The details. In Q&A markup, you can use commentCount on questions, answers, and comments to show total comments even if not fully marked up. answerCount + commentCount should equal total replies of any type.

How it works. digitalSourceType lets you flag whether content comes from a trained model or simpler automation. Use TrainedAlgorithmicMediaDigitalSource for LLM-style output and AlgorithmicMediaDigitalSource for simpler bots. If omitted, Google assumes human-generated content.

What’s new for forums. sharedContent lets you mark the primary item shared in a post. Google accepts WebPage, ImageObject, VideoObject, and referenced DiscussionForumPosting or Comment, including quotes or reposts.

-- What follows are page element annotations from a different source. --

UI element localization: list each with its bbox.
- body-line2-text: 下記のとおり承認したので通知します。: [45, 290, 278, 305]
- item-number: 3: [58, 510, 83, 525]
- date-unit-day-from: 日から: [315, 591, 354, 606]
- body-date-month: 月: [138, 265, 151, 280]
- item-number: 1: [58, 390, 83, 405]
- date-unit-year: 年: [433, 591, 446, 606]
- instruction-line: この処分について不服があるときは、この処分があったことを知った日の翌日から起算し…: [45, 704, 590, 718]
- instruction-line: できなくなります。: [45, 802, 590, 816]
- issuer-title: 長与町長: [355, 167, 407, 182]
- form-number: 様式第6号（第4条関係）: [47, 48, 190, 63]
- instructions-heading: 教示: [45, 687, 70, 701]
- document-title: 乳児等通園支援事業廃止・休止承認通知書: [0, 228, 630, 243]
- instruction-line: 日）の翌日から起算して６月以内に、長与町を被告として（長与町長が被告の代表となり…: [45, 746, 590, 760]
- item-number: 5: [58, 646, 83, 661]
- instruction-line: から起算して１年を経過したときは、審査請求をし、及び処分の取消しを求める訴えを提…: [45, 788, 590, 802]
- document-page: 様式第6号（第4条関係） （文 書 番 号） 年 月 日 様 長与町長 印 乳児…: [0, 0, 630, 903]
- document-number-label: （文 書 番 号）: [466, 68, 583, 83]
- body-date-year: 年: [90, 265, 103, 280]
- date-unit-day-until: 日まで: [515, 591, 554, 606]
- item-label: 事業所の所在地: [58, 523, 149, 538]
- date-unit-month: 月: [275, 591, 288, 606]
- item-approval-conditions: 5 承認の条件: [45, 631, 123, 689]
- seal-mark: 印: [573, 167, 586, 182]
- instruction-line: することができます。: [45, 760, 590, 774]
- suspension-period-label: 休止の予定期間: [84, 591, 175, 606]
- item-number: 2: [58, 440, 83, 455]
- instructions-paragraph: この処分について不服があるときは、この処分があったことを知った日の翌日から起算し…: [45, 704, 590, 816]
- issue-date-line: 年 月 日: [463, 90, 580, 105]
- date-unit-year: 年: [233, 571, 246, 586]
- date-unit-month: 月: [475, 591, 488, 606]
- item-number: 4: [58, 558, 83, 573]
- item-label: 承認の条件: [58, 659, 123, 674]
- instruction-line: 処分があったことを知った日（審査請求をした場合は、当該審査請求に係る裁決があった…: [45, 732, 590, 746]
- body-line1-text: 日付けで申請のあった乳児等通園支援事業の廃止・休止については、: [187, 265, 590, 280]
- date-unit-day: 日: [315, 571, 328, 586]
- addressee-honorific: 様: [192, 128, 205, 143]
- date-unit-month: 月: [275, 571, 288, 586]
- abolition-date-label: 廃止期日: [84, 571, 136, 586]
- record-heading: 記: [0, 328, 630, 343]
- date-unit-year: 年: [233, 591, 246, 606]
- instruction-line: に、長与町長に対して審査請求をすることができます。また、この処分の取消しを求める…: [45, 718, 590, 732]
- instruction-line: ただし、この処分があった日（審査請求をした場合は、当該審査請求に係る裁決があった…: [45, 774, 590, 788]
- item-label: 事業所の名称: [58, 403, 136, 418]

Why we care. This gives you more precise control over how Google reads modern community content — especially forum-heavy sites, support communities, UGC platforms, and Q&A sections. Google can better distinguish answers from comments, count partial threads across pagination, and identify when a post mainly shares a link, image, video, or quoted reply.

The documentation. It was updated March 24.

AI citations favor listicles, articles, product pages: Study

AI citation engine

AI search citations favor a small set of formats. Listicles, articles, and product pages drive over half of all mentions across major LLMs, according to new Wix Studio AI Search Lab research analyzing 75,000 AI answers and more than 1 million citations across ChatGPT, Google AI Mode, and Perplexity.

The findings. Listicles led at 21.9% of citations, followed by articles (16.7%) and product pages (13.7%). Together, these three formats made up 52% of all AI citations.

  • Articles dominated informational queries, cited 2.7x more than other formats.
  • Listicles captured 40% of commercial-intent citations, nearly double any other type.

Why intent wins. Query intent — not industry or model — most strongly predicts which content gets cited. This pattern held across industries, from SaaS to health.

  • Informational queries skewed heavily toward articles (45.5%) and listicles (21.7%).
  • Commercial queries were led by listicles (40.9%).
  • Transactional and navigational queries favored product and category pages (around 40% combined).

Why we care. This research indicates that you want to map content types to user goals rather than just creating more content. Articles educate, listicles drive comparison, and product pages convert. Aligning content format with user intent could help you capture more AI citations and increase visibility.

Not all listicles perform equally. Third-party listicles accounted for 80.9% of citations in professional services, compared to 19.1% for self-promotional lists. That seems to indicate LLMs prefer neutral, editorial comparisons over brand-led rankings.

Model differences. All models favored listicles, but diverged after that.

  • ChatGPT leaned heavily into articles and informational content.
  • Google AI Mode showed the most balanced distribution.
  • Perplexity stood out, with 17% of citations coming from discussions like Reddit and forums.

Industry patterns. Content preferences shifted slightly by vertical:

  • SaaS and professional services over-indexed on listicles.
  • Health favored authoritative articles.
  • Ecommerce spread citations across listicles, articles, and category pages.
  • Home repair showed the most even distribution across formats.